In der Grenzbeschreibung von 773 wird Fürth nicht erwähnt, wohl aber der Welinehouc (Wahlenhügel, der heutige Kahlberg) beim heutigen Ortsteil Weschnitz.



Ferner ist von Arezgreften, also Erzgruben, am Erzberg bei Weschnitz die Rede.

Im Zusammenhang mit dieser Schenkung entwickelten sich Grenzstreitigkeiten zwischen dem Kloster Lorsch und der Diözese Worms, die 795 zur Einberufung eines Schiedsgerichtes auf dem Kahlberg bei Weschnitz führten, einer alten Versammlungs- und Gerichtsstätte unweit der heutigen Walburgiskapelle.
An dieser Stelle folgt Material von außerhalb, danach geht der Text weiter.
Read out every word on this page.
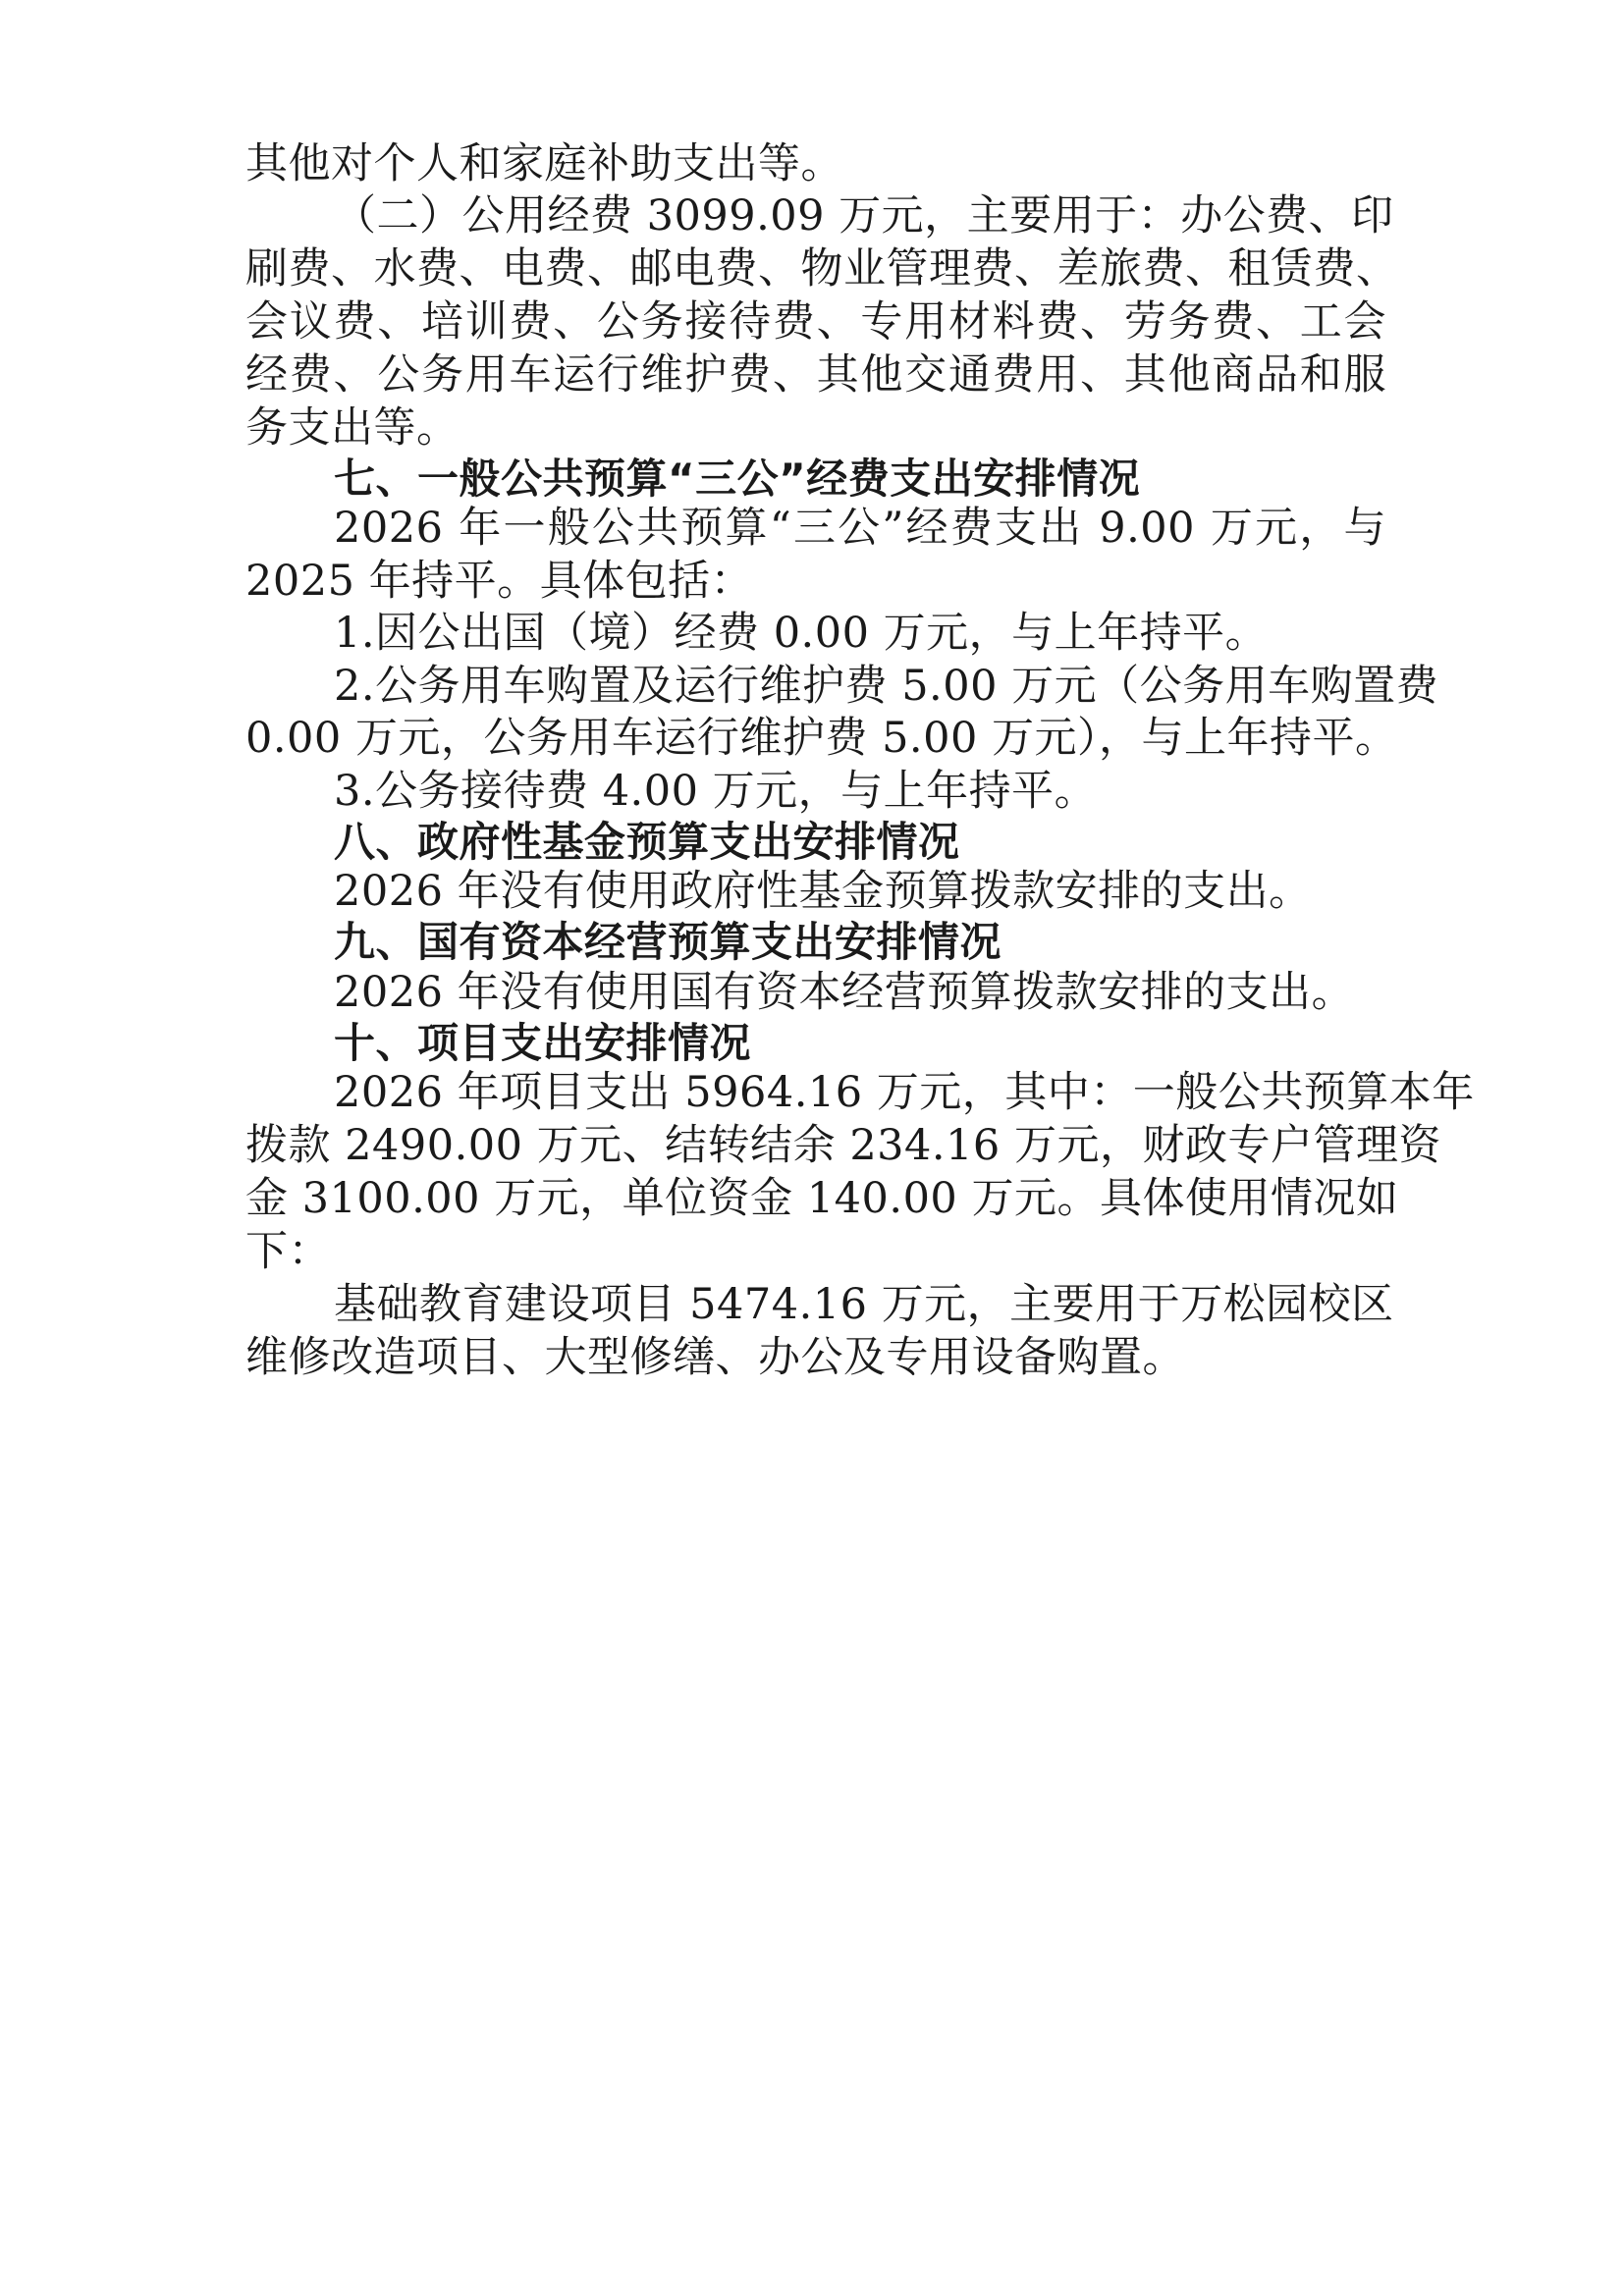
其他对个人和家庭补助支出等。
（二）公用经费 3099.09 万元，主要用于：办公费、印
刷费、水费、电费、邮电费、物业管理费、差旅费、租赁费、
会议费、培训费、公务接待费、专用材料费、劳务费、工会
经费、公务用车运行维护费、其他交通费用、其他商品和服
务支出等。
七、一般公共预算“三公”经费支出安排情况
2026 年一般公共预算“三公”经费支出 9.00 万元，与
2025 年持平。具体包括：
1.因公出国（境）经费 0.00 万元，与上年持平。
2.公务用车购置及运行维护费 5.00 万元（公务用车购置费
0.00 万元，公务用车运行维护费 5.00 万元），与上年持平。
3.公务接待费 4.00 万元，与上年持平。
八、政府性基金预算支出安排情况
2026 年没有使用政府性基金预算拨款安排的支出。
九、国有资本经营预算支出安排情况
2026 年没有使用国有资本经营预算拨款安排的支出。
十、项目支出安排情况
2026 年项目支出 5964.16 万元，其中：一般公共预算本年
拨款 2490.00 万元、结转结余 234.16 万元，财政专户管理资
金 3100.00 万元，单位资金 140.00 万元。具体使用情况如
下：
基础教育建设项目 5474.16 万元，主要用于万松园校区
维修改造项目、大型修缮、办公及专用设备购置。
Als Ergebnis dieses Schiedsgerichtes wurde eine neue Grenzbeschreibung festgelegt, die nun auch die wichtigsten Orte innerhalb der Grenzen der Mark Heppenheim benannte, nämlich Furte (Fürth), Rintbach, Morlenbach, Birkenowa, Winenheim, Heppenheim, Besinsheim, Urbach (Auerbach), Lauresham und Bisestat.

Die erste urkundliche Erwähnung des Ortsnamens „Fürth“ fällt also ins Jahr 795.



Eine „Beschreibung der Huben und Erträge des Hofes Fürth“ (curiam Furde) aus dem Jahre 1023 zeigt die Entwicklung, die mit dieser Schenkung und der darauffolgenden Rodung und Urbarmachung durch Lorscher Mönche einherging: Von Fürth wird als „principalis curia“, also dem „ersten Hof“ oder Fürstenhof gesprochen. Demnach war Fürth das wichtigste Verwaltungs- und fiskalische Zentrum Lorschs im Odenwald.